PARIS:
A Paris court on Thursday sentenced a Pakistani man to 30 years in prison for trying to murder two people outside Charlie Hebdo’s former office in 2020 with a meat cleaver.
When he carried out the attack, 29-year-old Zaheer Mahmood mistakenly believed that the satirical newspaper was still based in the building, which ten years ago was exposed to blasphemous caricatures by Islamists.
The newspaper had indeed moved in the wake of the storming of its offices by two Al-Qaeda-linked masked gunmen, who killed 12 people, including eight of the paper’s editorial staff.
Originally from rural Pakistan, Mahmood arrived illegally in France in the summer of 2019. The court had previously heard how Mahmood was influenced by radical preacher Khadim Hussain Rizvi, who had called for the beheading of blasphemers to “avenge the Prophet (PBUH)”.
Mahmood was convicted of attempted murder and terrorist conspiracy and banned from ever setting foot on French soil again.
On September 25, 2020, around At 11:40 (1040 GMT), Mahmood arrived in front of Charlie Hebdo’s former address.

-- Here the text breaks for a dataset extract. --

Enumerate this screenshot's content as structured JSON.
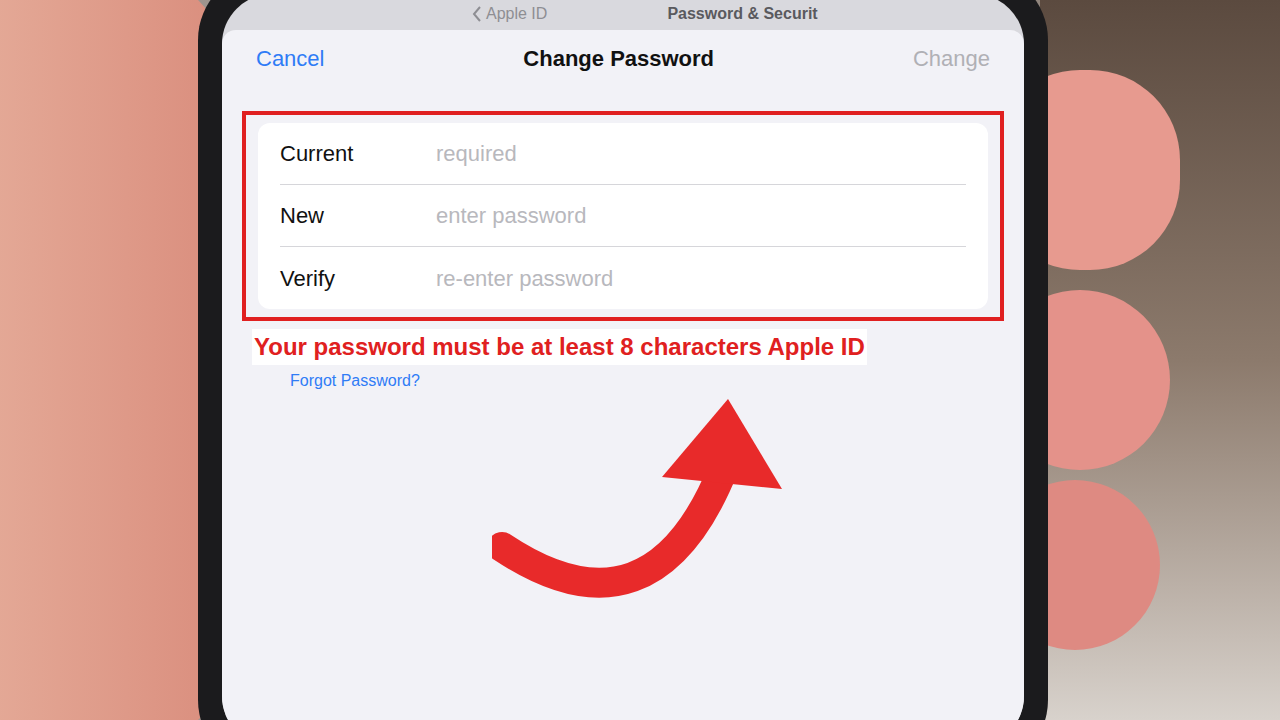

Armed with a butcher knife, he then proceeded to seriously injure two employees of the Premieres Lignes news agency.
Five other Pakistani men, some of whom were minors at the time, were indicted along with Mahmood on terrorism charges for aiding and abetting his actions.
The French capital’s special court for minors handed Mahmood’s co-defendants sentences of between three and 12 years, as well as a ban from French soil for those who were adults.
All were registered on the French terrorist list. None of the six in the dock reacted to the verdict.
Both victims were present at the sentencing, but did not want to comment on the outcome of the trial.